Taming the Factor Zoo

Read Time - 10 min

Overview
Since the introduction and subsequent first test of the Capital Asset Pricing Model (CAPM) market factor over 40 years ago, the asset pricing literature has produced hundreds of potential risk factors. Along with the rise of this “factor zoo,” distinguishing between useful, useless, and redundant factors from among them has become increasingly important. The authors propose a new methodology that allows researchers to systematically test and evaluate potential new factors for asset pricing.  The model’s usefulness stems from its explicitly accounting for possible mistakes (like omitted variables) in model selection as opposed to assuming the researcher’s model is perfectly chosen. This is especially important as the number of potential factors is large (and growing), so researchers cannot be sure to have chosen the correct model. The authors then apply their approach to a large set of factors recently proposed in the literature and show that appropriately selecting the benchmark model against which to evaluate new factors represents a robust way to determine the usefulness of new factors.

Investigation
With the rise of factors in asset pricing, it has become critically important to discriminate between new, useful factors that should be employed versus those that are not useful, or redundant. That is, are there really 300 useful factors as the cumulative asset pricing literature suggests, or are they all some combination of a smaller set? A robust framework is needed to select from among the myriad of factors found in the literature and to discipline the proliferation of factors. The dominant asset pricing approach currently in place to evaluate any new factor is to compare it to standard models in the literature, like the Fama-French 3- and 5-factor models. But, how do we know that this model is the correct benchmark? The authors propose another approach that tries to compare the contribution of a new factor to all existing factors while simultaneously trying to avoid data snooping biases.

Such a comparison is infeasible using standard approaches. The authors apply and extend recent model selection econometric techniques in order to systematically (not arbitrarily or data mined) select the best possible control model out of the existing, known set of factors. The contribution of any new factor is then compared to the control model. The proposed methodology termed double-selection LASSO draws from machine learning to employ a two-pass regression approach without assuming prior knowledge of which factors to include as controls from among the possible hundreds of factors found in the literature.

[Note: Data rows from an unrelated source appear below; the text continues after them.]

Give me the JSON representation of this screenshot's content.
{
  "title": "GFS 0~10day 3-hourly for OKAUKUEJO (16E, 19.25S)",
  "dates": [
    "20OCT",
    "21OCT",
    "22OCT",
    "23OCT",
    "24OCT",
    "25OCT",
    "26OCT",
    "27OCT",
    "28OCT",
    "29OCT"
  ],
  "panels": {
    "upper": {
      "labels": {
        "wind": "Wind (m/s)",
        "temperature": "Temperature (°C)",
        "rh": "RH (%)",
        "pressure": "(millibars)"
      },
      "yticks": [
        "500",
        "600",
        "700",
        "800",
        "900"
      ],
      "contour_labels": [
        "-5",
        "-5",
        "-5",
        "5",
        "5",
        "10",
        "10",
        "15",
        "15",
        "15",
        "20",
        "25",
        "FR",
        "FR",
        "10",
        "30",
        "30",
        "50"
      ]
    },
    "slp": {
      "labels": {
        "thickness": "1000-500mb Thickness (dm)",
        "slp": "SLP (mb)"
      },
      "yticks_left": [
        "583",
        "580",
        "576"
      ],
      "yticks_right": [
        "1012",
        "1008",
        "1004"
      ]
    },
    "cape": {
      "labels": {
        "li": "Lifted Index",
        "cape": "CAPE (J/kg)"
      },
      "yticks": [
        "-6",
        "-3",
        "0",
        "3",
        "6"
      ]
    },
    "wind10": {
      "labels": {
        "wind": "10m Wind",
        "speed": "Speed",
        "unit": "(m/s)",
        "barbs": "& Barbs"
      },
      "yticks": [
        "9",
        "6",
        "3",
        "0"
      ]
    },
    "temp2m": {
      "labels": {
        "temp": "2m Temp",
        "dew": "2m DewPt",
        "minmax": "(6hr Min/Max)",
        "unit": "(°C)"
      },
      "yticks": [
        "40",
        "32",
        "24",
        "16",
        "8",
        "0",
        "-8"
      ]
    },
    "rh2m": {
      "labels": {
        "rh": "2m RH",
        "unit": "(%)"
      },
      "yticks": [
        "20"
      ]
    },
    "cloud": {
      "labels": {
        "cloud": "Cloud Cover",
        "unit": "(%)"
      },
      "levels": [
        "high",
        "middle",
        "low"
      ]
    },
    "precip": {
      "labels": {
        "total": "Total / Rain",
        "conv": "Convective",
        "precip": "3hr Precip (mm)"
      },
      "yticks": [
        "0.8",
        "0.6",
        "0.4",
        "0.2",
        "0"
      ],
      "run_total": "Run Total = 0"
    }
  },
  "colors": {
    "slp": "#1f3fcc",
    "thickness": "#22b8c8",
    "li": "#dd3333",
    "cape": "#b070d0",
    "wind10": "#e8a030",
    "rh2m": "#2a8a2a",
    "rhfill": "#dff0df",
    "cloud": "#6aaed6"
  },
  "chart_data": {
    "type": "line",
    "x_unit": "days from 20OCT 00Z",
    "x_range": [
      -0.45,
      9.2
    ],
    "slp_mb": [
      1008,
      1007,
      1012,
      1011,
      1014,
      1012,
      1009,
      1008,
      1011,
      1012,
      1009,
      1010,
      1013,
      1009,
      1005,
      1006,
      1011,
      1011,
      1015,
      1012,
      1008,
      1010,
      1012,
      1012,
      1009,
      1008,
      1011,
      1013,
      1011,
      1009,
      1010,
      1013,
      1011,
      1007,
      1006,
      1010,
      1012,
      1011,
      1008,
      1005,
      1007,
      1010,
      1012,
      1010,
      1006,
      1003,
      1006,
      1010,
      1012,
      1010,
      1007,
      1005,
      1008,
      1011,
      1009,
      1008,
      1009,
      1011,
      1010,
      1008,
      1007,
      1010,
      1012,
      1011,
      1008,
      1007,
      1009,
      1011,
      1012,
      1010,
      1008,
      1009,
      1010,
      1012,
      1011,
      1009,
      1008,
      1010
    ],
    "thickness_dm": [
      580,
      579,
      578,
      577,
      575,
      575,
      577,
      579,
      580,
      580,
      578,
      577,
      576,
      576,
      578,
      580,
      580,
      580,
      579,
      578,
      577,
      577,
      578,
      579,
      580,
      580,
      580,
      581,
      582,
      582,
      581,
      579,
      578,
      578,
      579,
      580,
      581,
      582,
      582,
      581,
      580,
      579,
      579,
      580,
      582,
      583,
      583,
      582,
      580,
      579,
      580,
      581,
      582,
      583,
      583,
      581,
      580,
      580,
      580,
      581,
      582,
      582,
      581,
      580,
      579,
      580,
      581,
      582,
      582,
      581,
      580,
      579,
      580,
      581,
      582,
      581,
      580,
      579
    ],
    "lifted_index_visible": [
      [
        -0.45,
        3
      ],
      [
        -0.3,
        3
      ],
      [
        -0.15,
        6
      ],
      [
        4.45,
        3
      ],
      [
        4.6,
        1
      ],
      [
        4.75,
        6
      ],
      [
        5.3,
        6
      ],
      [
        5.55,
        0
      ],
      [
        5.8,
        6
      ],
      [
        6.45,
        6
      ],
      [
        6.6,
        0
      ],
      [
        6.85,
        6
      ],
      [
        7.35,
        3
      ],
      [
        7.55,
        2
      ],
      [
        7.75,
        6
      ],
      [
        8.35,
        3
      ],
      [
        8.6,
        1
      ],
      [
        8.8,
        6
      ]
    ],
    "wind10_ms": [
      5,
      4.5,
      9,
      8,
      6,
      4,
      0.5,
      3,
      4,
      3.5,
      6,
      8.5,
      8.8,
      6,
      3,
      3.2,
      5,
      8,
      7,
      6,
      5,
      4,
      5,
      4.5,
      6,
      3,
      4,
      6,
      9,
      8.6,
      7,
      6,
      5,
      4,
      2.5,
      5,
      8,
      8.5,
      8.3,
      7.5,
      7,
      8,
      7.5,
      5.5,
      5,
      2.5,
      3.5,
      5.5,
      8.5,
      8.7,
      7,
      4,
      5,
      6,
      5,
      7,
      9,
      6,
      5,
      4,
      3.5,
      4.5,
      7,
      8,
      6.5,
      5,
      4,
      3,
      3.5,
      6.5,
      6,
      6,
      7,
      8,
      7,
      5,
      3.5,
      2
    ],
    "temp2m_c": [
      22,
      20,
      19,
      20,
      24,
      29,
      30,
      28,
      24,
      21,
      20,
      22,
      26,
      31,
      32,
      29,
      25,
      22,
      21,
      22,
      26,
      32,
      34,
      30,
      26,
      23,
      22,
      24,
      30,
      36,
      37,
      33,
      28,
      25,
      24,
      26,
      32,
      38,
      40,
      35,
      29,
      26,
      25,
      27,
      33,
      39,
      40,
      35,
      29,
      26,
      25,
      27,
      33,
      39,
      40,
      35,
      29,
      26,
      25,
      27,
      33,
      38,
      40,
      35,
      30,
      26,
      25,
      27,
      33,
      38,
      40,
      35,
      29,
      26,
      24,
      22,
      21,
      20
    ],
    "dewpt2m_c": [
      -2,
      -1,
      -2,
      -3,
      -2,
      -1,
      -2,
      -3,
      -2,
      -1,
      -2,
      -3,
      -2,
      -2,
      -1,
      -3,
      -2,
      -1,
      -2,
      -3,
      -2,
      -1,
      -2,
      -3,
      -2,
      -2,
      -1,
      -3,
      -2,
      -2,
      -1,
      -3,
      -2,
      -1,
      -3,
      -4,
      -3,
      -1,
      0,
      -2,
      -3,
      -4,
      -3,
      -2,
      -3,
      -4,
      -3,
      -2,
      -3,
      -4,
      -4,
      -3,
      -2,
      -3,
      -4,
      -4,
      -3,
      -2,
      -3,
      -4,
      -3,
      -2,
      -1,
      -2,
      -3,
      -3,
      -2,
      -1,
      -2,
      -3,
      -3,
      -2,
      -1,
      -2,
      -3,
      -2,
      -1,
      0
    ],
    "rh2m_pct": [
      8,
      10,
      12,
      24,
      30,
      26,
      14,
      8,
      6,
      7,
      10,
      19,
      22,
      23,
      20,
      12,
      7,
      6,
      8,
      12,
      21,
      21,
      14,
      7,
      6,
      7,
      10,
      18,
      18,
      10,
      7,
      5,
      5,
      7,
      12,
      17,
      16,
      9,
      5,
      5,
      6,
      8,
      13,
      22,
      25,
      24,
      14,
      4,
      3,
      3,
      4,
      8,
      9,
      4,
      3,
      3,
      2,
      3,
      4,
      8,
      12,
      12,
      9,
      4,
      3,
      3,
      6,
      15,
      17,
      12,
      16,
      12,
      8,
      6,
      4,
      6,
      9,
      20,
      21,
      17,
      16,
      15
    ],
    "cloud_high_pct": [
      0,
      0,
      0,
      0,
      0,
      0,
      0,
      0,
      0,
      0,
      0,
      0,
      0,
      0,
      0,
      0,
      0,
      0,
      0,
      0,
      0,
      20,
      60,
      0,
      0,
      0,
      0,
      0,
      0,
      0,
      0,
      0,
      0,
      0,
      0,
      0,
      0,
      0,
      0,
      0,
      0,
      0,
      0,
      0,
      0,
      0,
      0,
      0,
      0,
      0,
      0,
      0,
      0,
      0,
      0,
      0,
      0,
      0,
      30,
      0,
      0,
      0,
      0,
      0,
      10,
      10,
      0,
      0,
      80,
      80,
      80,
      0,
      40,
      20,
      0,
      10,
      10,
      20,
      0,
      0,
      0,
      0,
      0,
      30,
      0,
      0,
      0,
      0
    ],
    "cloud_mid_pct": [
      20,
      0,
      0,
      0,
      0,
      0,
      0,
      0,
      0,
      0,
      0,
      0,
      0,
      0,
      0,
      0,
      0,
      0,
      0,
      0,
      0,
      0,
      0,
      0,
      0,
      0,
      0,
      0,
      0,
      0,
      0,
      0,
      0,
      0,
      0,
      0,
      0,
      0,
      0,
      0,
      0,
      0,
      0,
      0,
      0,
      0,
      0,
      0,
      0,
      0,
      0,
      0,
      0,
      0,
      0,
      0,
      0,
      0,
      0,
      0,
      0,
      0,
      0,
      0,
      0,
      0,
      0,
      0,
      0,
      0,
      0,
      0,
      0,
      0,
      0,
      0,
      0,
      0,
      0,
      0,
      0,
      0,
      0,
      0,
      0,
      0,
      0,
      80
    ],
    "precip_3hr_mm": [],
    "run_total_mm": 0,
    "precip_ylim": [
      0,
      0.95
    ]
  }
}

The authors apply their methodology to a large set of more than 150 factors proposed over the past 30 years to evaluate the marginal contribution of new factors proposed in just the past five years. The new factors examined include profitability, betting against beta, quality minus junk, and investment, among others. One might expect that with over 30 years of research, newly “discovered” factors might contribute little, if anything, to explaining the cross section of expected returns; however, the results show otherwise. The authors find:

  • Several new factors make a significant contribution to the explanatory power for expected returns including profitability, investment, and quality minus junk even after accounting for the large set up factors proposed in the years prior to five years ago.
  • The evaluation of the usefulness of these significant factors were found to be robust, or stable across different samples.
  • Applying the proposed test over time to some 150 factors proposed in the literature deems only a small number of them significant, thus significantly reducing the “zoo” of factors.
  • The authors’ model results differ meaningfully from the conclusions one would obtain by using the well-known Fama-French 3-factor model as the control benchmark — fewer new factors would be considered to contribute significantly on the margin.

Conclusion
Making meaningful progress in asset pricing research requires an improved framework for evaluating and disciplining the proliferation of asset pricing factors. This suggests a robust approach for studying the marginal contribution of new factors relative to the immense set of existing ones is needed to allow a way to screen new factors as they are proposed.  The authors offer a two-step model-selection method to bring discipline to this challenge and to help researchers organize the current zoo of factors. Their approach, based on machine learning and model selection techniques, systematically evaluates the contribution of any new factor to asset pricing.  Using their approach to evaluate a large set of factors proposed in the literature reveals that only a small number of factors capture truly new dimensions of risk.